We might take, as a current example, the issue of climate change. There have been issued, especially in recent times, a series of yellow cards regarding the consequences of our actions for the planet and for all those who live on it, not forgetting the consequences for future generations. And I know that many people are deeply concerned about this, because whilst it may not so much affect older generations, it will be devastating for our children and grandchildren. The warnings issued by scientists and watchers of the environment, such as farmers and fisher men and women around the word, is that if we do not change our ways, life on earth, as we currently know it, will be jeopardized.

The Christian understanding of this warning should be placed into the context of a bigger biblical picture. The whole cosmos is called to be transformed, in the fullness of time, into the heavenly kingdom. You, me, animals and plants, the whole set of galaxies and stars will become the New Jerusalem that the prophet Ezekiel had warned the ancient Israelites would be coming.
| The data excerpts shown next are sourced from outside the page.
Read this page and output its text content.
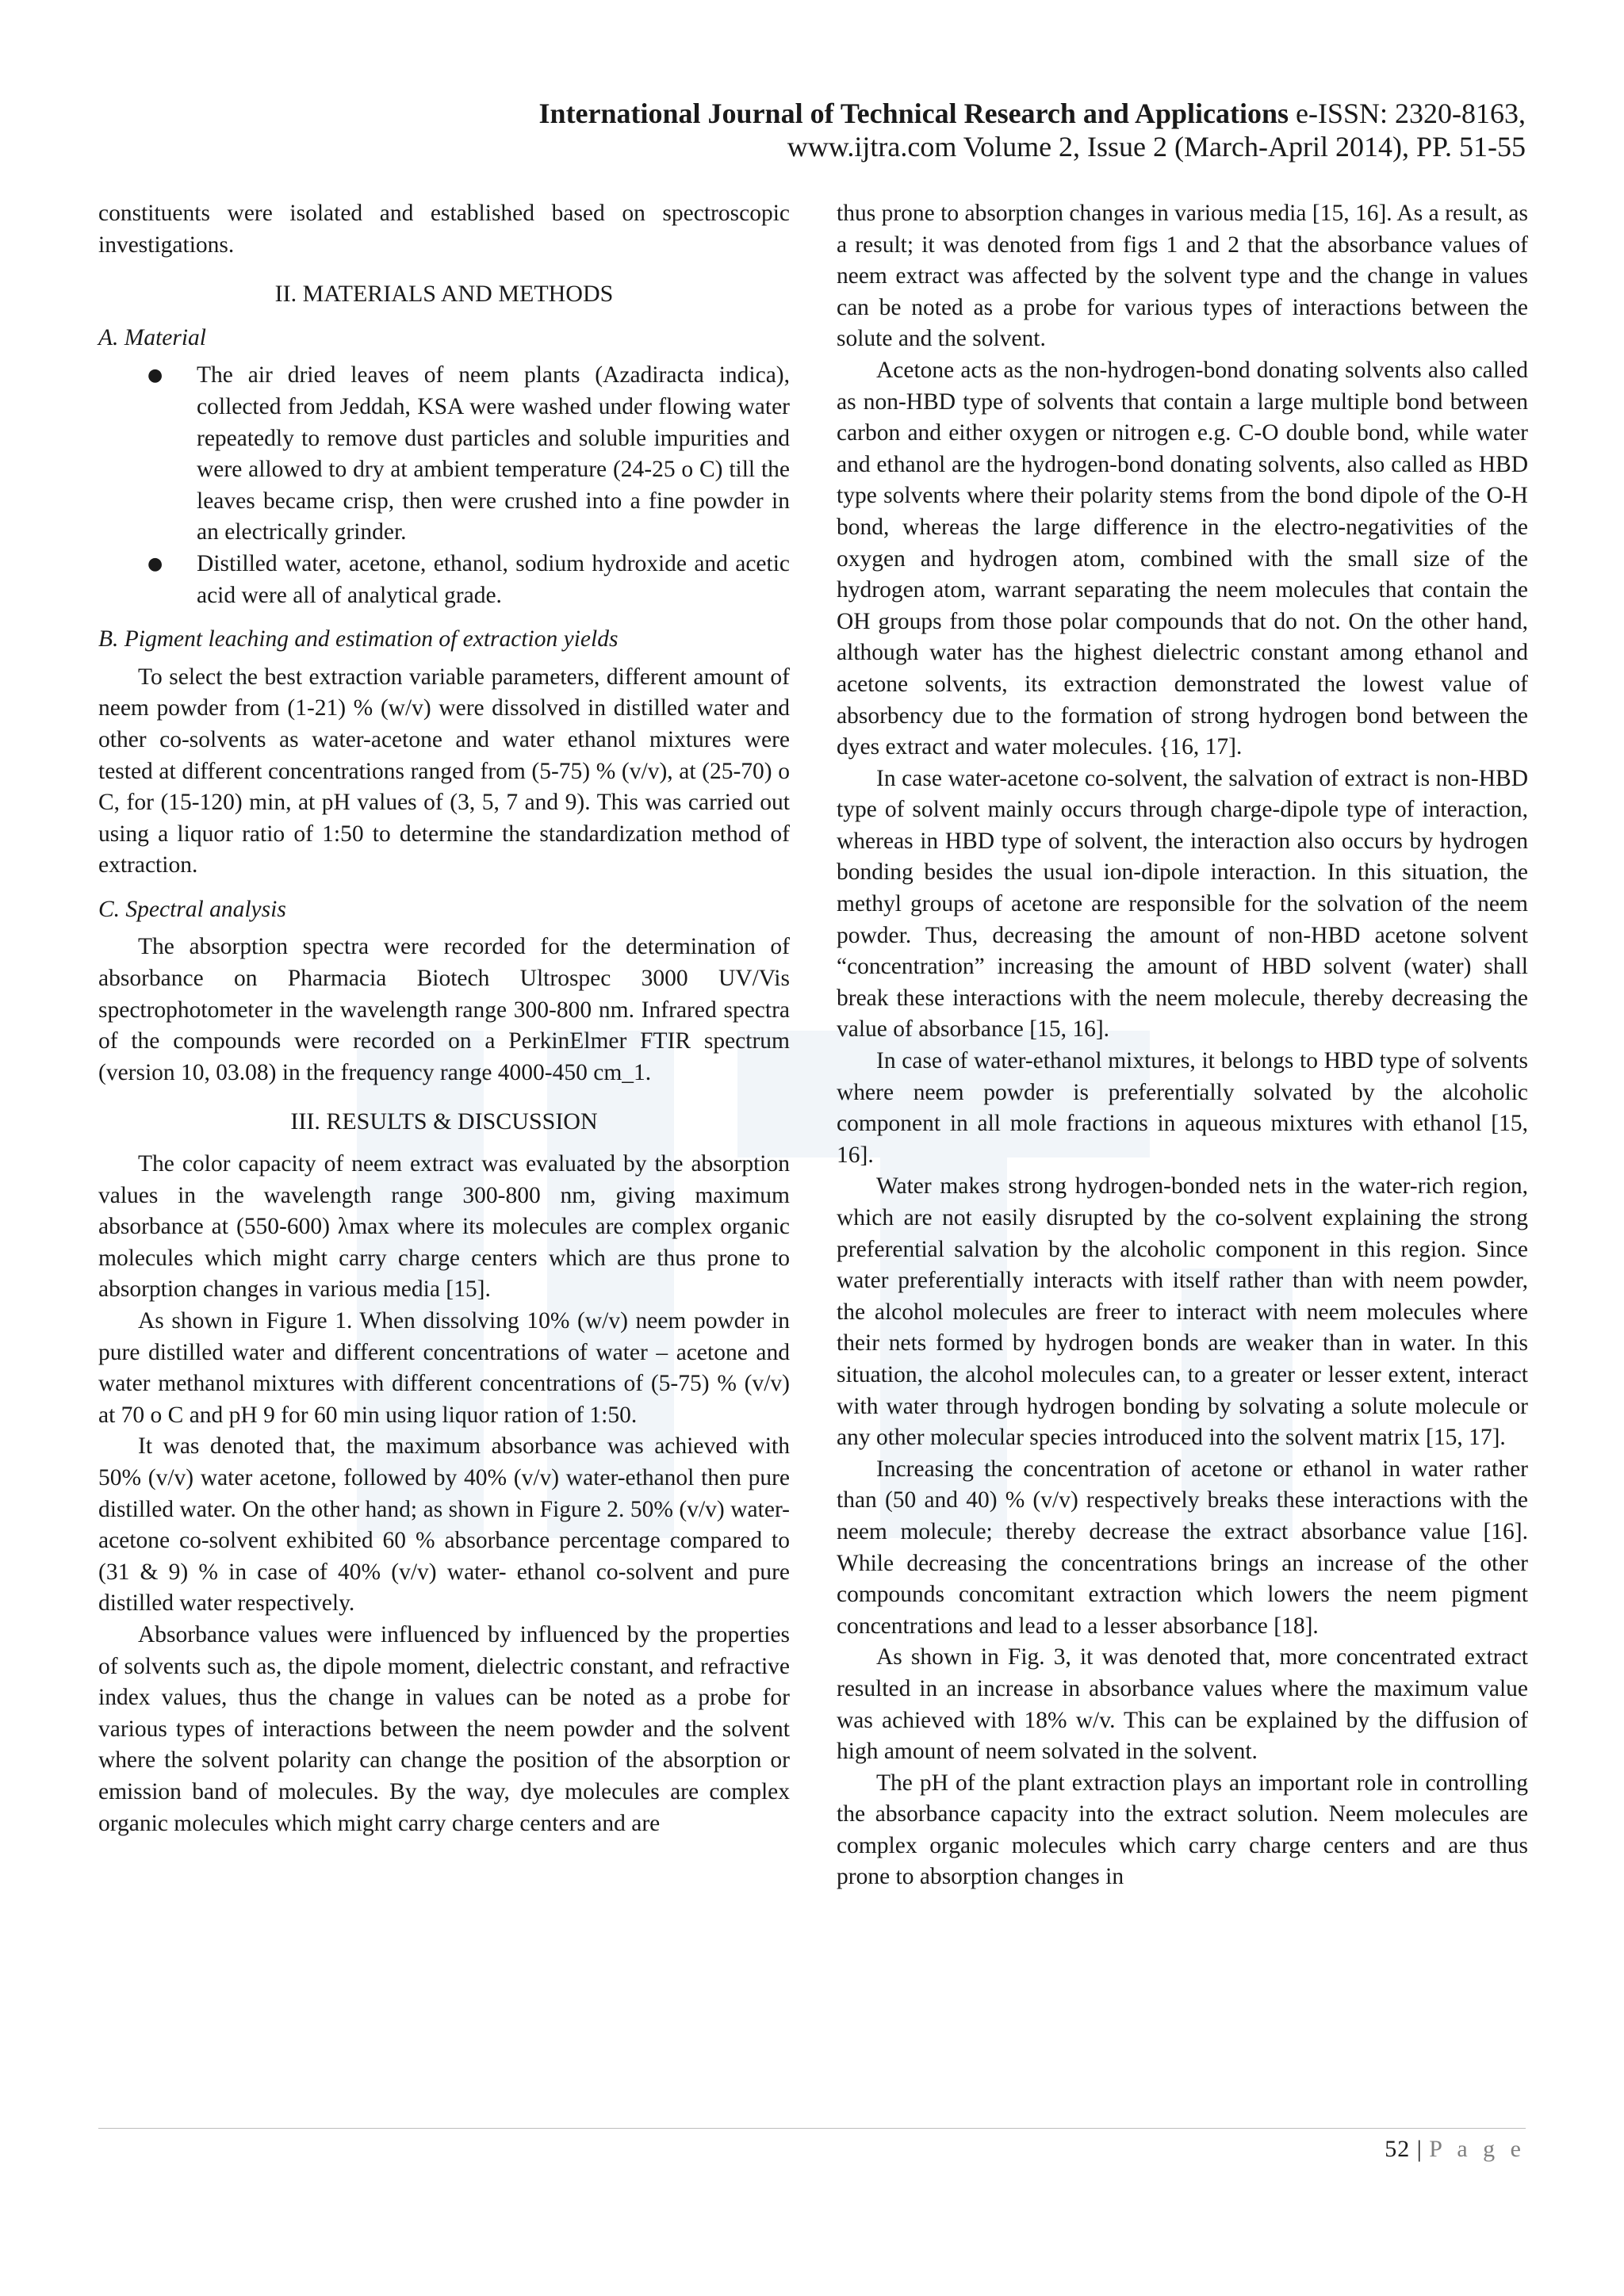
International Journal of Technical Research and Applications e-ISSN: 2320-8163,
www.ijtra.com Volume 2, Issue 2 (March-April 2014), PP. 51-55

constituents were isolated and established based on spectroscopic investigations.

II. MATERIALS AND METHODS
A. Material
● The air dried leaves of neem plants (Azadiracta indica), collected from Jeddah, KSA were washed under flowing water repeatedly to remove dust particles and soluble impurities and were allowed to dry at ambient temperature (24-25 o C) till the leaves became crisp, then were crushed into a fine powder in an electrically grinder.
● Distilled water, acetone, ethanol, sodium hydroxide and acetic acid were all of analytical grade.
B. Pigment leaching and estimation of extraction yields

To select the best extraction variable parameters, different amount of neem powder from (1-21) % (w/v) were dissolved in distilled water and other co-solvents as water-acetone and water ethanol mixtures were tested at different concentrations ranged from (5-75) % (v/v), at (25-70) o C, for (15-120) min, at pH values of (3, 5, 7 and 9). This was carried out using a liquor ratio of 1:50 to determine the standardization method of extraction.

C. Spectral analysis

The absorption spectra were recorded for the determination of absorbance on Pharmacia Biotech Ultrospec 3000 UV/Vis spectrophotometer in the wavelength range 300-800 nm. Infrared spectra of the compounds were recorded on a PerkinElmer FTIR spectrum (version 10, 03.08) in the frequency range 4000-450 cm_1.

III. RESULTS & DISCUSSION

The color capacity of neem extract was evaluated by the absorption values in the wavelength range 300-800 nm, giving maximum absorbance at (550-600) λmax where its molecules are complex organic molecules which might carry charge centers which are thus prone to absorption changes in various media [15].

As shown in Figure 1. When dissolving 10% (w/v) neem powder in pure distilled water and different concentrations of water – acetone and water methanol mixtures with different concentrations of (5-75) % (v/v) at 70 o C and pH 9 for 60 min using liquor ration of 1:50.

It was denoted that, the maximum absorbance was achieved with 50% (v/v) water acetone, followed by 40% (v/v) water-ethanol then pure distilled water. On the other hand; as shown in Figure 2. 50% (v/v) water- acetone co-solvent exhibited 60 % absorbance percentage compared to (31 & 9) % in case of 40% (v/v) water- ethanol co-solvent and pure distilled water respectively.

Absorbance values were influenced by influenced by the properties of solvents such as, the dipole moment, dielectric constant, and refractive index values, thus the change in values can be noted as a probe for various types of interactions between the neem powder and the solvent where the solvent polarity can change the position of the absorption or emission band of molecules. By the way, dye molecules are complex organic molecules which might carry charge centers and are

thus prone to absorption changes in various media [15, 16]. As a result, as a result; it was denoted from figs 1 and 2 that the absorbance values of neem extract was affected by the solvent type and the change in values can be noted as a probe for various types of interactions between the solute and the solvent.

Acetone acts as the non-hydrogen-bond donating solvents also called as non-HBD type of solvents that contain a large multiple bond between carbon and either oxygen or nitrogen e.g. C-O double bond, while water and ethanol are the hydrogen-bond donating solvents, also called as HBD type solvents where their polarity stems from the bond dipole of the O-H bond, whereas the large difference in the electro-negativities of the oxygen and hydrogen atom, combined with the small size of the hydrogen atom, warrant separating the neem molecules that contain the OH groups from those polar compounds that do not. On the other hand, although water has the highest dielectric constant among ethanol and acetone solvents, its extraction demonstrated the lowest value of absorbency due to the formation of strong hydrogen bond between the dyes extract and water molecules. {16, 17].

In case water-acetone co-solvent, the salvation of extract is non-HBD type of solvent mainly occurs through charge-dipole type of interaction, whereas in HBD type of solvent, the interaction also occurs by hydrogen bonding besides the usual ion-dipole interaction. In this situation, the methyl groups of acetone are responsible for the solvation of the neem powder. Thus, decreasing the amount of non-HBD acetone solvent “concentration” increasing the amount of HBD solvent (water) shall break these interactions with the neem molecule, thereby decreasing the value of absorbance [15, 16].

In case of water-ethanol mixtures, it belongs to HBD type of solvents where neem powder is preferentially solvated by the alcoholic component in all mole fractions in aqueous mixtures with ethanol [15, 16].

Water makes strong hydrogen-bonded nets in the water-rich region, which are not easily disrupted by the co-solvent explaining the strong preferential salvation by the alcoholic component in this region. Since water preferentially interacts with itself rather than with neem powder, the alcohol molecules are freer to interact with neem molecules where their nets formed by hydrogen bonds are weaker than in water. In this situation, the alcohol molecules can, to a greater or lesser extent, interact with water through hydrogen bonding by solvating a solute molecule or any other molecular species introduced into the solvent matrix [15, 17].

Increasing the concentration of acetone or ethanol in water rather than (50 and 40) % (v/v) respectively breaks these interactions with the neem molecule; thereby decrease the extract absorbance value [16]. While decreasing the concentrations brings an increase of the other compounds concomitant extraction which lowers the neem pigment concentrations and lead to a lesser absorbance [18].

As shown in Fig. 3, it was denoted that, more concentrated extract resulted in an increase in absorbance values where the maximum value was achieved with 18% w/v. This can be explained by the diffusion of high amount of neem solvated in the solvent.

The pH of the plant extraction plays an important role in controlling the absorbance capacity into the extract solution. Neem molecules are complex organic molecules which carry charge centers and are thus prone to absorption changes in

52 | P a g e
Such a bigger picture is also meant to illustrate that divisions in churches and communities, between families and nations, are ultimately going against the grain of God’s plan, which is to unite all with God.

So, let’s keep awake to this bigger picture. There are plenty of warnings to it, if we are able to keep our eyes and ears open. More than simply fear of the negative consequences that result from failing to heed these warnings, we Christians, should rather be inspired by what God has in store for us, the transformation of earth into heaven and the welcoming of us all into God’s kingdom on earth as it is in heaven.

In the name of the Father, and of the Son and of the Holy Spirit. Amen.